A few months back, when I was reading the biography of Captain Sir Richard Francis Burton by Edward Rice, I became very interested in the history of the British Empire in Afghanistan and "The Great Game."
I was talking about it with a British friend back in Japan, and he at once recommended the "Flashman books".
"They're absolutely hilarious," he said. "And you learn a learn a lot of history from them."
He then proceeded to tell me the idea behind the series. "He's a coward and a scoundral, but somehow he always ends up getting the reputation of a hero. The books are written from the perspective of the 80 year old Flashman, who is trying to set the record straight on what really happened.
"Plus, the books are very well researched, so you learn a lot of history from them as well."
I had never even heard of these books before. (I'm not sure if that's just my ignorance, or if they're less popular in North America. Has anyone else read or heard of this series?) But, this was definitely enough to pique my interest.
Also, as often happens when you learn about something new, I found that once these books had been put on my radar screen, I began to notice references to them all over the place. Christopher Hitchens, in one of his clips on youtube, made a passing reference to this series. John Updike and Terry Prattchett, it turns out, are both big fans.

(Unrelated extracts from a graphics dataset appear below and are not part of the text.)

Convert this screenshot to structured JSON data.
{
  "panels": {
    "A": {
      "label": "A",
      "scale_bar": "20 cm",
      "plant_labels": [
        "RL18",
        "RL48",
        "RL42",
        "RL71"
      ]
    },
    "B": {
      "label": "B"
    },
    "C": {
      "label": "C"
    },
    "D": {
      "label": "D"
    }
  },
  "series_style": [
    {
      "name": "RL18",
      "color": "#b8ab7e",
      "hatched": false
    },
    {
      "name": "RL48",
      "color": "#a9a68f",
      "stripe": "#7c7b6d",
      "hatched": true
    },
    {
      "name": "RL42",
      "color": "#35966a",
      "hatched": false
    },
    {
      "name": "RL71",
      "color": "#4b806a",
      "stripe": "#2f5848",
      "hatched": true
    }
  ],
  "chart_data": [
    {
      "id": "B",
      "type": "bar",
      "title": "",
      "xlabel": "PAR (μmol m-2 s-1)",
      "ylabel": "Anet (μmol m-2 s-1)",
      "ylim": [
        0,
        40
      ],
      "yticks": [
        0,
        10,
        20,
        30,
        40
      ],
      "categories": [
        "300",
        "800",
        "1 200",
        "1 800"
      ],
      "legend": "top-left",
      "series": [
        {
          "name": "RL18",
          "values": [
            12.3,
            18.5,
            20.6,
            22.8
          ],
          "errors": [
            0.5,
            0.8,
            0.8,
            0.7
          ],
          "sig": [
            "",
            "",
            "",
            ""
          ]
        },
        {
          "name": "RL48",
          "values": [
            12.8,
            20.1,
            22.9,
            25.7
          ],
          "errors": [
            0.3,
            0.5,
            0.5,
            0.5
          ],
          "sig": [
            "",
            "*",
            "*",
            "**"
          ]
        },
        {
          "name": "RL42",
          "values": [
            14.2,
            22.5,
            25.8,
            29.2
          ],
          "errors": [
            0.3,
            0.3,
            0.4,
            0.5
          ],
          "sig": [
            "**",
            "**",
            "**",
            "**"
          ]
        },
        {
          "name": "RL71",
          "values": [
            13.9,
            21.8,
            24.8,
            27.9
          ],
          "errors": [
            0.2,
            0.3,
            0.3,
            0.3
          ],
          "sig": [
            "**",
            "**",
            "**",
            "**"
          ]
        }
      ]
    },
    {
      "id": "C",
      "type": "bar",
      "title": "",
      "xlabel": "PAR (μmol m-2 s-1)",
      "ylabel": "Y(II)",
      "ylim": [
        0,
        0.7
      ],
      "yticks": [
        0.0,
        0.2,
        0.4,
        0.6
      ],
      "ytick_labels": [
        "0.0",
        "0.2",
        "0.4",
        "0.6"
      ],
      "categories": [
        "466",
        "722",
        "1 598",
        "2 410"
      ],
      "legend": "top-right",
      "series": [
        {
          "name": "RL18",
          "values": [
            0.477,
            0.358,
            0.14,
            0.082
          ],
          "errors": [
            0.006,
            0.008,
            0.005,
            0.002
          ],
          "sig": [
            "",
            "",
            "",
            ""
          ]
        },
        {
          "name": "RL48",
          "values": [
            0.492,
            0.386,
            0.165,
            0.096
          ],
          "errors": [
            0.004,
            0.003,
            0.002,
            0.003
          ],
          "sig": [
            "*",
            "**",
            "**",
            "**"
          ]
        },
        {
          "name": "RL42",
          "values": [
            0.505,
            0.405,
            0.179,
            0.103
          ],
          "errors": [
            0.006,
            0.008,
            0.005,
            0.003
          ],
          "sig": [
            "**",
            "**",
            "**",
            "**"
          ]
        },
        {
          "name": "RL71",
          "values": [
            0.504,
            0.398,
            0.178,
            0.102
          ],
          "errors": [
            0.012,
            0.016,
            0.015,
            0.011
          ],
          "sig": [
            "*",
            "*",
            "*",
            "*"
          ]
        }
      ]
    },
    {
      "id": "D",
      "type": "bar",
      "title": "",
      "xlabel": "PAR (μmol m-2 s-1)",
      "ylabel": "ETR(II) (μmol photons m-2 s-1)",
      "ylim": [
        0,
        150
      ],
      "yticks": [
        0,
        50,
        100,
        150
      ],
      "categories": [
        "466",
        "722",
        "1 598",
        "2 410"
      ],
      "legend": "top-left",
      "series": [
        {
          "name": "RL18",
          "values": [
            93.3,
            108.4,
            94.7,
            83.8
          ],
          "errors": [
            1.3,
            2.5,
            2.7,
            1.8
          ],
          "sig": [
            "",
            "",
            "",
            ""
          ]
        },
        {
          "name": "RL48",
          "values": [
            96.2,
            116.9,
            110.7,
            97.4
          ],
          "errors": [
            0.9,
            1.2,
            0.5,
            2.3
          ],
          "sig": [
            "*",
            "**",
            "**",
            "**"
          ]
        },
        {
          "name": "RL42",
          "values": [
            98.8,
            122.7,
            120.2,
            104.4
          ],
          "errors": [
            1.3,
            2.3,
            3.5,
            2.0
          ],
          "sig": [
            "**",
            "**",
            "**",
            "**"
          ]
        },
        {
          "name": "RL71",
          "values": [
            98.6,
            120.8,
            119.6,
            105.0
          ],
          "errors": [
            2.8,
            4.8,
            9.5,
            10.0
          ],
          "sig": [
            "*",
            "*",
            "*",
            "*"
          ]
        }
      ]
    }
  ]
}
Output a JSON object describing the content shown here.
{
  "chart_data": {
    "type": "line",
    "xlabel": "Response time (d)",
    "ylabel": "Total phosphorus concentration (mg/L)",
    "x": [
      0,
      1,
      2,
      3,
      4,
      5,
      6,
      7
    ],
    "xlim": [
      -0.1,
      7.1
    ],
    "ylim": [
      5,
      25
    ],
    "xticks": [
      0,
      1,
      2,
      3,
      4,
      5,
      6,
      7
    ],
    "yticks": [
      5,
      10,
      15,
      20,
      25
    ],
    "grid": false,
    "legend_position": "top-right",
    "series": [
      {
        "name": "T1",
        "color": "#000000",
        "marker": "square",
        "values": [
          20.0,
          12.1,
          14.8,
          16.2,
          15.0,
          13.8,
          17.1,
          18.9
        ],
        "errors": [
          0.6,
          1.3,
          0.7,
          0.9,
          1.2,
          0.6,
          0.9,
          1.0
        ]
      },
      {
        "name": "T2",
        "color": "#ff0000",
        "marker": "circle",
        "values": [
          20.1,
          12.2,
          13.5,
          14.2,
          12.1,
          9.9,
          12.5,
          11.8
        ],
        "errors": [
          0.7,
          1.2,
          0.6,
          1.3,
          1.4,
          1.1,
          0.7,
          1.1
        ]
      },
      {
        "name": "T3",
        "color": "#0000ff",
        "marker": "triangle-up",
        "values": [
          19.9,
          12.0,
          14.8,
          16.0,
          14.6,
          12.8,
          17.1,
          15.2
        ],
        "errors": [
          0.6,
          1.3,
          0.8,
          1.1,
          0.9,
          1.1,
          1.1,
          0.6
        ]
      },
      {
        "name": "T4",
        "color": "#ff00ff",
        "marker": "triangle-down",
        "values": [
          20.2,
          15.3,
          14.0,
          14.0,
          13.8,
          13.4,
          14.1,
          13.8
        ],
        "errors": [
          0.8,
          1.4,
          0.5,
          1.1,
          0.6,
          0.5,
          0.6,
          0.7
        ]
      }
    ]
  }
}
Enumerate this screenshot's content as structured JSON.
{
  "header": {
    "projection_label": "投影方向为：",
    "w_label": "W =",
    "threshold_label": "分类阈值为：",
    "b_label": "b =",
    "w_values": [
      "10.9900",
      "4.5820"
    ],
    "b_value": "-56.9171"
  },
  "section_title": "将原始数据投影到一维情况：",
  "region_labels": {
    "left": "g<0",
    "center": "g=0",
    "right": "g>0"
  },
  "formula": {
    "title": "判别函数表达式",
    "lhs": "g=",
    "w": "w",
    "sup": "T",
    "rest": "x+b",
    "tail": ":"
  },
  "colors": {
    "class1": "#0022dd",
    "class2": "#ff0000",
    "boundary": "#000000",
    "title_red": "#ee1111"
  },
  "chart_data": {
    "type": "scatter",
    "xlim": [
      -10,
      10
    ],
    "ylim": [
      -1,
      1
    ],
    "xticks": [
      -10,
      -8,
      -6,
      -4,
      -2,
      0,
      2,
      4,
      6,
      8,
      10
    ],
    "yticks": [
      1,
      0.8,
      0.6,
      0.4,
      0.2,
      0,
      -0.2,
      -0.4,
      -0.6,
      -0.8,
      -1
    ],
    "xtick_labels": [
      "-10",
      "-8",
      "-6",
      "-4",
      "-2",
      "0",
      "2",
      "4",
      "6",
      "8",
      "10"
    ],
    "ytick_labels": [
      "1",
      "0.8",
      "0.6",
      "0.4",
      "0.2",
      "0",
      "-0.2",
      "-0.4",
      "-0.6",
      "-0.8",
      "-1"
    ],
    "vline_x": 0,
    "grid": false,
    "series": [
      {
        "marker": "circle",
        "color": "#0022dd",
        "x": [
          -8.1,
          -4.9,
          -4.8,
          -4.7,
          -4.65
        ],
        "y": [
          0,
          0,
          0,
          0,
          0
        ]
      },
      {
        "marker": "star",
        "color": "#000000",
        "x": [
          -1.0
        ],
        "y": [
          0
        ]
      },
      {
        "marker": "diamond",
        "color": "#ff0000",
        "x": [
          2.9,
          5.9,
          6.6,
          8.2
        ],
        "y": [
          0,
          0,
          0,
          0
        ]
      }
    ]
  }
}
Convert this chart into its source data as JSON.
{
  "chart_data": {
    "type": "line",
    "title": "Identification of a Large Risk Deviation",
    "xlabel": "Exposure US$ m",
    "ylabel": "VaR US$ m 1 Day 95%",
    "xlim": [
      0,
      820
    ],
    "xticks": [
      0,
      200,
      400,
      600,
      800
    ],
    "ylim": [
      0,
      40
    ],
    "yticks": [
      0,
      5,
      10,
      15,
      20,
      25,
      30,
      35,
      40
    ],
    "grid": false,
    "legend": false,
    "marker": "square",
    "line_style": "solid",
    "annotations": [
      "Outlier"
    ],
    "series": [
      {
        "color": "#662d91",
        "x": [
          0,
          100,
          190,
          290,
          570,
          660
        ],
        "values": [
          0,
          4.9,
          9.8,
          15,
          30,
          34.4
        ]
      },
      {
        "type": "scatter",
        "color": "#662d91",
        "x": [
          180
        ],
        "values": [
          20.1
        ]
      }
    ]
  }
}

So, eventually I decided to check it out. Since this book is light and easy to read, I've been using it as a way to relax in the evening while doing graduate school.
It is, if nothing else, a very pleasant way to learn history.
I have long -- been-- a-- fan-- of -- historical-- novels as an easy and exciting way to learn history.
But, if the pleasure of learning history is increased by making it into a novel, then that pleasure is doubled by making it into a comical novel.
The humour of this book (how the scoundral Flashman keeps ending up a hero) is more an ironical humor than it is a-laugh-out-loud punchline every page type humor. But it should be enough to at least put a hint of a smile at the corners of your mouth as you read.
Personally my favorite parts were the descriptions of Flashman whining and crying when he was forced to defend a fort against an Afghan attack.
The history of the period is also quite cleverly woven in with the story. Although Flashman himself is purely fictional, he interacts with many historical figures and, Forest Gump like, somehow manages to always be present at all the key points in history (mostly against his will). He is present at the assassinations of some of the leading British political officers in Afghanistan, as well as many of the key battles.
As any good historical novel does, this takes a complex history and makes it understandable. When I first started reading about the British in Afghanistan, I very quickly became confused about the rival warlords and tribes. But when they all become characters in a novel, it's much easier to remember who is who.
In fact this little books is so chock full of historical figures and events that, if you're already addicted to wikipedia as I am, it's hard to resist the temptation to keep looking up people as you read through the book--Something that probably was less of an issue when this book was first published in 1969, but oh how times have changed.
Something else which has changed since the book's original publication is its relevance to current events. Now that our own army is bogged down in Afghanistan, attempting to do what the British and the Russian armies have failed to do, the lessons of history are perhaps again becoming relevant.
I was reading some of the reviews for this book on amazon.com (A). Most of the negative reviews focused on Flashman's treatment of women. Specifically there's a scene in this book where he rapes a woman. The actual rape itself is more implied than shown, but this was obviously enough to turn some people off from the book.
This made me wonder if perhaps I was a little bit too kind to this book in my initial review. Should I have been harder on this book for being insensitive to women?
Of course the whole premise of this book is that Flashman is a scoundrel, so nothing Flashman does is meant to be good. And the book sort of justifies itself by having the woman later get the upper-hand on Flashman. But maybe a line is crossed nonetheless?
I wish the author would have left the rape out of the book personally, but I still liked the book as a whole anyway.
But at any rate, a caveat should definitely be attached to my recommendation.